The expansion of Huawei’s public cloud platform internationally will inevitably bring it into competition with public cloud market leaders, Amazon, Microsoft and Google. However, rather than focusing on developed markets where those companies are dominant, Huawei plans to target emerging market regions which are less well-served by the public cloud giants. It will do this via agreements with Telefónica in Spain and Latin America, Deutsche Telekom in Central and Eastern Europe, and Orange in France and parts of Africa and Asia.

It is notable that Huawei’s move to expand its position as a public cloud provider contrasts with recent moves by other infrastructure vendors to abandon their public cloud initiatives. So, although IBM and Oracle continue to pursue opportunities in the market for public cloud services, HPE, Cisco and VMware have all recently retreated from maintaining their own public cloud offerings, instead opting to partner with Amazon or Microsoft.

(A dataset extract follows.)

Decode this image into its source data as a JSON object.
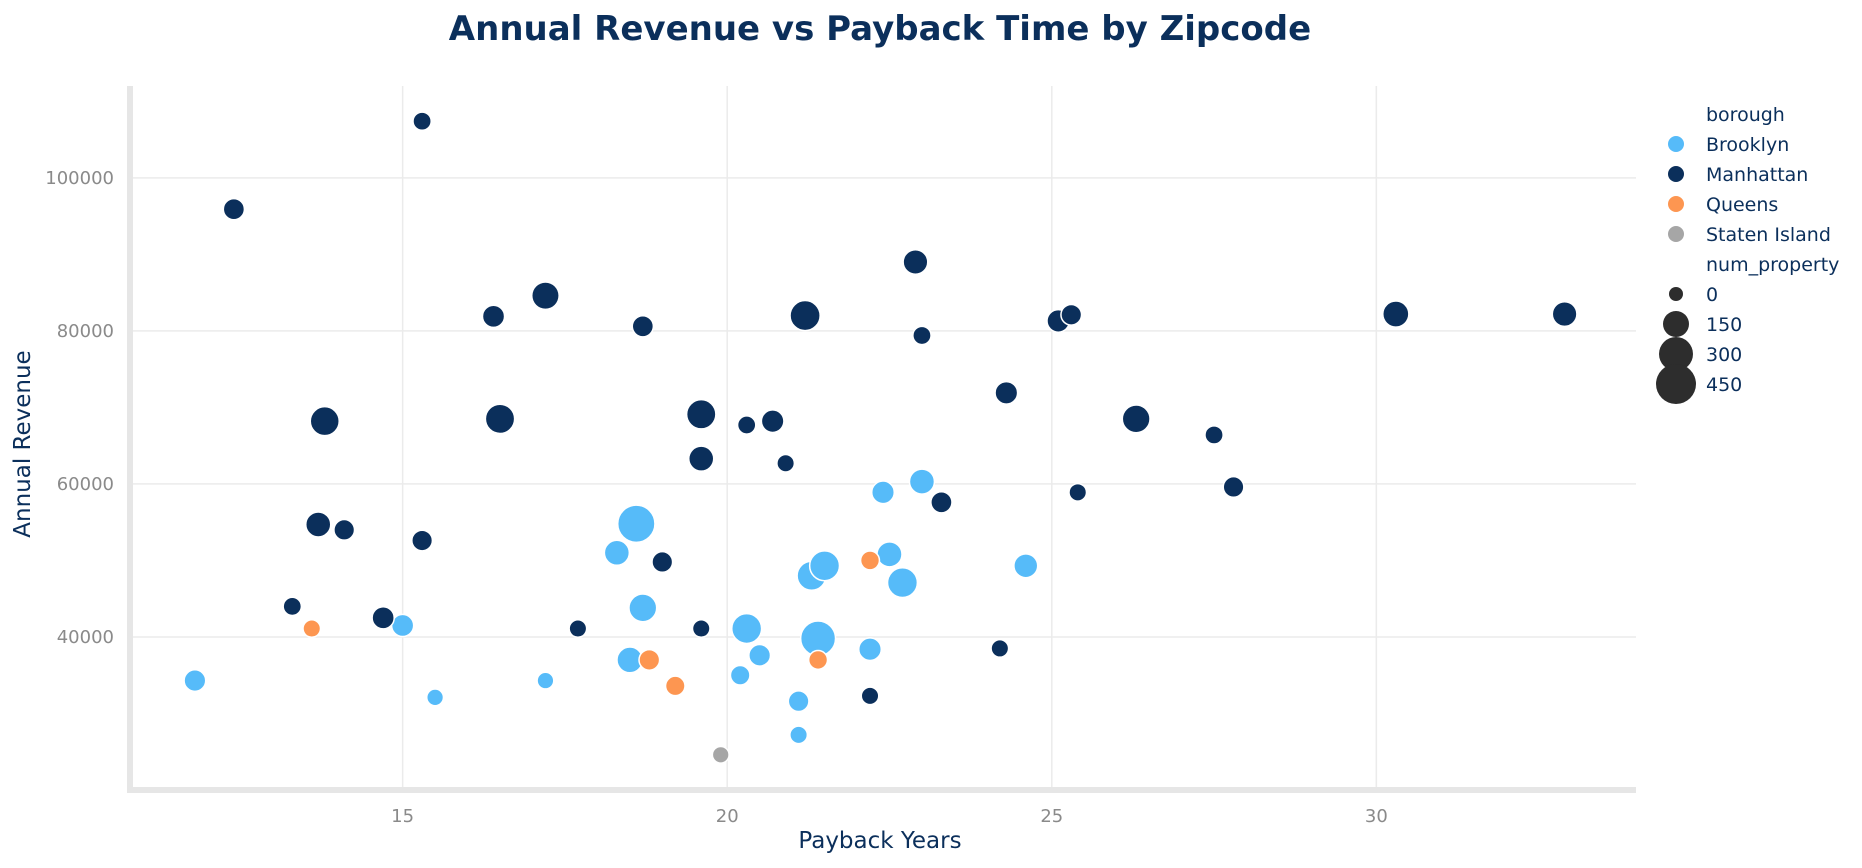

Alongside the question of whether Huawei can succeed with public cloud provisioning where other large infrastructure vendors have failed, is the question of how Huawei envisages the continued need for private and hybrid cloud architectures among enterprises. The speed and extent to which enterprises will move towards the use of public cloud platforms is much debated. And although Huawei recognizes the continued need to support enterprises with diverse cloud needs, in prompting its new public cloud platform there’s a danger it will underestimate the long-term (and in many cases permanent) need for many enterprises to maintain private and hybrid cloud architectures that also make use of the public cloud. The growing market for hybrid cloud solutions is something that several of Huawei’s rival vendors have recently sharpened their focus on, with specific hybrid cloud offerings including Microsoft Azure Stack on Cisco UCS and Dell EMC’s Enterprise Hybrid Cloud.